Mac, Charlie, and Dee meet up at Paddy's and retreat to the back office when Dennis and Jan enter with a group of women to hold an anonymous sex party; Frank enters with the Charlie mannequin as well. Furious at Dennis having fun without them, Mac, Charlie, and Dee decide that they will scare them by pretending to be ghosts. Jan tells Dennis that he has arranged for Dennis to use the glory hole. Dennis is excited, only for him to find out that Jan had arranged for him and Frank to use the hole. Disgusted, the two men proceed to kick Jan and the girls out of the bar. Mac, Charlie, and Dee then enter the bar with firecrackers to scare Frank and Dennis, but Dennis reveals that he knew they were not dead because he was able to hear them speaking and see them through the windows, and was only getting a new roommate to annoy Mac. Charlie then expresses concern that Luther may be still coming after them, but Frank reads a letter left by Luther on Paddy's door: he has fled to Tijuana and asks Mac to stay as far away from him as possible.

==Reception==
The episode received acclaim from critics and has been voted as one of the best episodes in the series.
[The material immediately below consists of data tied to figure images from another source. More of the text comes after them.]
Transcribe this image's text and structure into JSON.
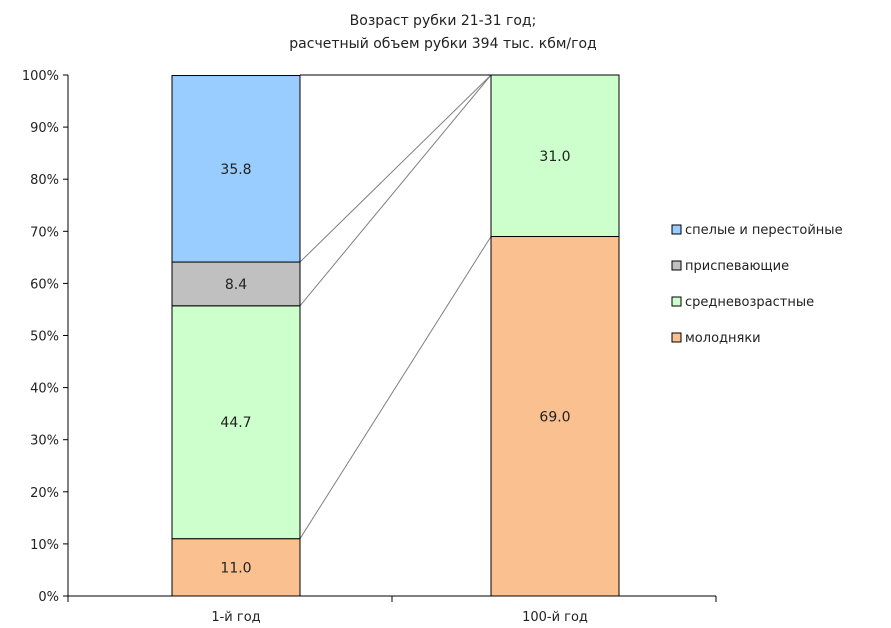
{
  "chart_data": {
    "type": "bar",
    "stacked": true,
    "percent_stacked": true,
    "title_lines": [
      "Возраст рубки 21-31 год;",
      "расчетный объем рубки 394 тыс. кбм/год"
    ],
    "categories": [
      "1-й год",
      "100-й год"
    ],
    "ylim": [
      0,
      100
    ],
    "y_ticks": [
      "0%",
      "10%",
      "20%",
      "30%",
      "40%",
      "50%",
      "60%",
      "70%",
      "80%",
      "90%",
      "100%"
    ],
    "series": [
      {
        "name": "молодняки",
        "values": [
          11.0,
          69.0
        ],
        "labels": [
          "11.0",
          "69.0"
        ],
        "color": "#fac090"
      },
      {
        "name": "средневозрастные",
        "values": [
          44.7,
          31.0
        ],
        "labels": [
          "44.7",
          "31.0"
        ],
        "color": "#ccffcc"
      },
      {
        "name": "приспевающие",
        "values": [
          8.4,
          0
        ],
        "labels": [
          "8.4",
          ""
        ],
        "color": "#c0c0c0"
      },
      {
        "name": "спелые и перестойные",
        "values": [
          35.8,
          0
        ],
        "labels": [
          "35.8",
          ""
        ],
        "color": "#99ccff"
      }
    ],
    "legend_order": [
      "спелые и перестойные",
      "приспевающие",
      "средневозрастные",
      "молодняки"
    ],
    "legend_position": "right",
    "series_lines": true,
    "grid": false
  }
}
Donna Bowman of The A.V. Club gives both parts A ratings, calling the episodes "solid gold" and praising their "brilliant invention and utter crudity." Seth Amitin, in a review for IGN, called the episode the best of the season and says that the jokes in the episode were "all hilarious".

In a 2015 ranking of the 20 best It's Always Sunny in Philadelphia episodes, "Mac and Charlie Die" was listed as first place by Rolling Stone.